The language being used here has absolutely nothing to do with the output. You could substitute the PHP shell_exec calls for something similar in python, ruby or any other language. You should audit anything that hits your server. Using PHP doesn't meant it's more susceptible to vulnerabilities.




>Good developers have known how to work around register globals for years now, and it's not been a problem in any modern web app I've touched for the last 8 years (off the top of my head).

A good programming language lets a good developer to focus on writing code, not wrestling with bullshit decisions. YES, good programmers can write good and safe PHP code. But in the same way, bad or unexperienced programmers WILL and DO write awful code. The most recent example is OP's code. I've clicked on a few links that people replying to me have posted, and honestly, I'm glad I didn't spend any more time looking at it.

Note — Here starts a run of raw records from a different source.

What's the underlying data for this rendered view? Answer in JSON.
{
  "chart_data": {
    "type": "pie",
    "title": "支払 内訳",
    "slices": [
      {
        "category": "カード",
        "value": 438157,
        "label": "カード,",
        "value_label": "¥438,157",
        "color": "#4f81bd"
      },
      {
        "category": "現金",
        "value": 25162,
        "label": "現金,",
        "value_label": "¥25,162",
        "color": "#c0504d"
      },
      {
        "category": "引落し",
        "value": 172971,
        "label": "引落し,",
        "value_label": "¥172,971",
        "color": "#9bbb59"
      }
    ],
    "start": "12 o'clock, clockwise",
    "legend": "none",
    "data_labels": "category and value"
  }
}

>The language being used here has absolutely nothing to do with the output. You could substitute the PHP shell_exec calls for something similar in python, ruby or any other language.

Like I said in previous comments, substituting PHP by Python or Ruby wouldn't improve the situation very much; I agree with that. The correct way to do it is to separate the data collection from the web interface. I think that should be common sense, and I fear that PHP is eroding that by making it very easy to do it "the lazy way" (fuck it, we'll use shell_exec on the web, what's the worst that could happen right?).